Mekar Jaya, Kampung Para Pesakitan
Oleh A Handoko
Wajah-wajah ramah tak sulit ditemui ketika kita masuk ke Kampung Mekar Jaya, Desa Dabong, Kecamatan Kubu, Kabupaten Kubu Raya, Kalimantan Barat. Namun, di balik keramahan itu, warga memendam kegetiran yang amat dalam.
”Sudah setahun lebih kami diliputi rasa waswas. Kami ditetapkan menjadi tersangka kasus pendudukan dan pemanfaatan secara tidak sah kawasan hutan mangrove. Tidak tanggung-tanggung, ada 46 warga kampung ini yang ditetapkan menjadi tersangka, mulai dari warga biasa, mantan kepala desa, anggota badan perwakilan desa, hingga kepala desanya,” kata Wakil Ketua Badan Perwakilan Desa Dabong Ridwanto, Minggu (14/3) malam. Ridwanto termasuk salah satu tersangka.
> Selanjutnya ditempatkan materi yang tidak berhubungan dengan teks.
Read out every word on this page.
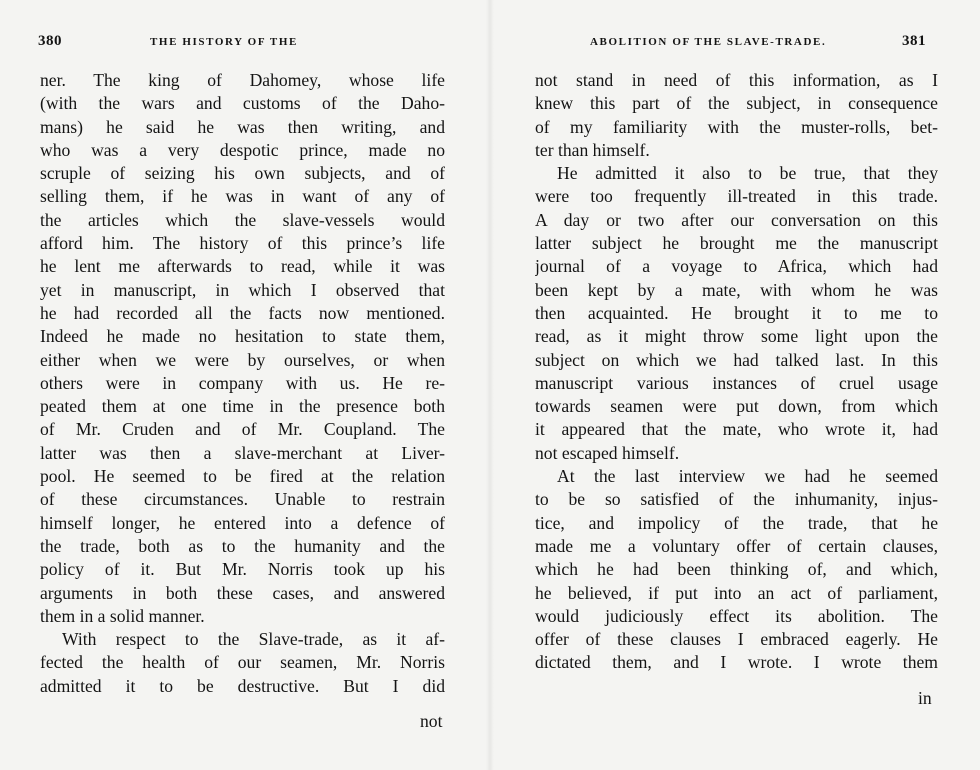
380	THE HISTORY OF THE
ner. The king of Dahomey, whose life
(with the wars and customs of the Daho-
mans) he said he was then writing, and
who was a very despotic prince, made no
scruple of seizing his own subjects, and of
selling them, if he was in want of any of
the articles which the slave-vessels would
afford him. The history of this prince’s life
he lent me afterwards to read, while it was
yet in manuscript, in which I observed that
he had recorded all the facts now mentioned.
Indeed he made no hesitation to state them,
either when we were by ourselves, or when
others were in company with us. He re-
peated them at one time in the presence both
of Mr. Cruden and of Mr. Coupland. The
latter was then a slave-merchant at Liver-
pool. He seemed to be fired at the relation
of these circumstances. Unable to restrain
himself longer, he entered into a defence of
the trade, both as to the humanity and the
policy of it. But Mr. Norris took up his
arguments in both these cases, and answered
them in a solid manner.
With respect to the Slave-trade, as it af-
fected the health of our seamen, Mr. Norris
admitted it to be destructive. But I did
not
ABOLITION OF THE SLAVE-TRADE.	381
not stand in need of this information, as I
knew this part of the subject, in consequence
of my familiarity with the muster-rolls, bet-
ter than himself.
He admitted it also to be true, that they
were too frequently ill-treated in this trade.
A day or two after our conversation on this
latter subject he brought me the manuscript
journal of a voyage to Africa, which had
been kept by a mate, with whom he was
then acquainted. He brought it to me to
read, as it might throw some light upon the
subject on which we had talked last. In this
manuscript various instances of cruel usage
towards seamen were put down, from which
it appeared that the mate, who wrote it, had
not escaped himself.
At the last interview we had he seemed
to be so satisfied of the inhumanity, injus-
tice, and impolicy of the trade, that he
made me a voluntary offer of certain clauses,
which he had been thinking of, and which,
he believed, if put into an act of parliament,
would judiciously effect its abolition. The
offer of these clauses I embraced eagerly. He
dictated them, and I wrote. I wrote them
in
Kampung Mekar Jaya, ketika malam tiba, tidak terlalu terang walaupun jaringan listrik dari Perusahaan Listrik Negara sudah masuk. Sebagian warga masih menggunakan listrik dari generator set atau genset milik bersama. Beberapa warganya memilih bertamu ke warga lain untuk sekadar mengobrol.
Sebagian dari mereka adalah tersangka itu. Obrolan mereka hari-hari ini masih seputar soal perkembangan kasus hukum yang mereka hadapi.
Para tersangka itu merupakan pemilik tambak-tambak udang dan ikan. Tambak itu dalam peta kawasan hutan lindung, seperti yang ditetapkan oleh Menteri Kehutanan dalam Surat Keputusan Nomor 259/Kpts I/2000 tentang Penunjukan Kawasan Hutan dan Perairan di Wilayah Kalimantan Barat, masuk dalam kawasan hutan mangrove Simpang Cabe.
”Kami sudah tinggal di tempat ini jauh sebelum ada penetapan menjadi hutan lindung. Penetapan kawasan hutan lindung itu pun tidak pernah disampaikan kepada masyarakat,” tutur Ridwanto.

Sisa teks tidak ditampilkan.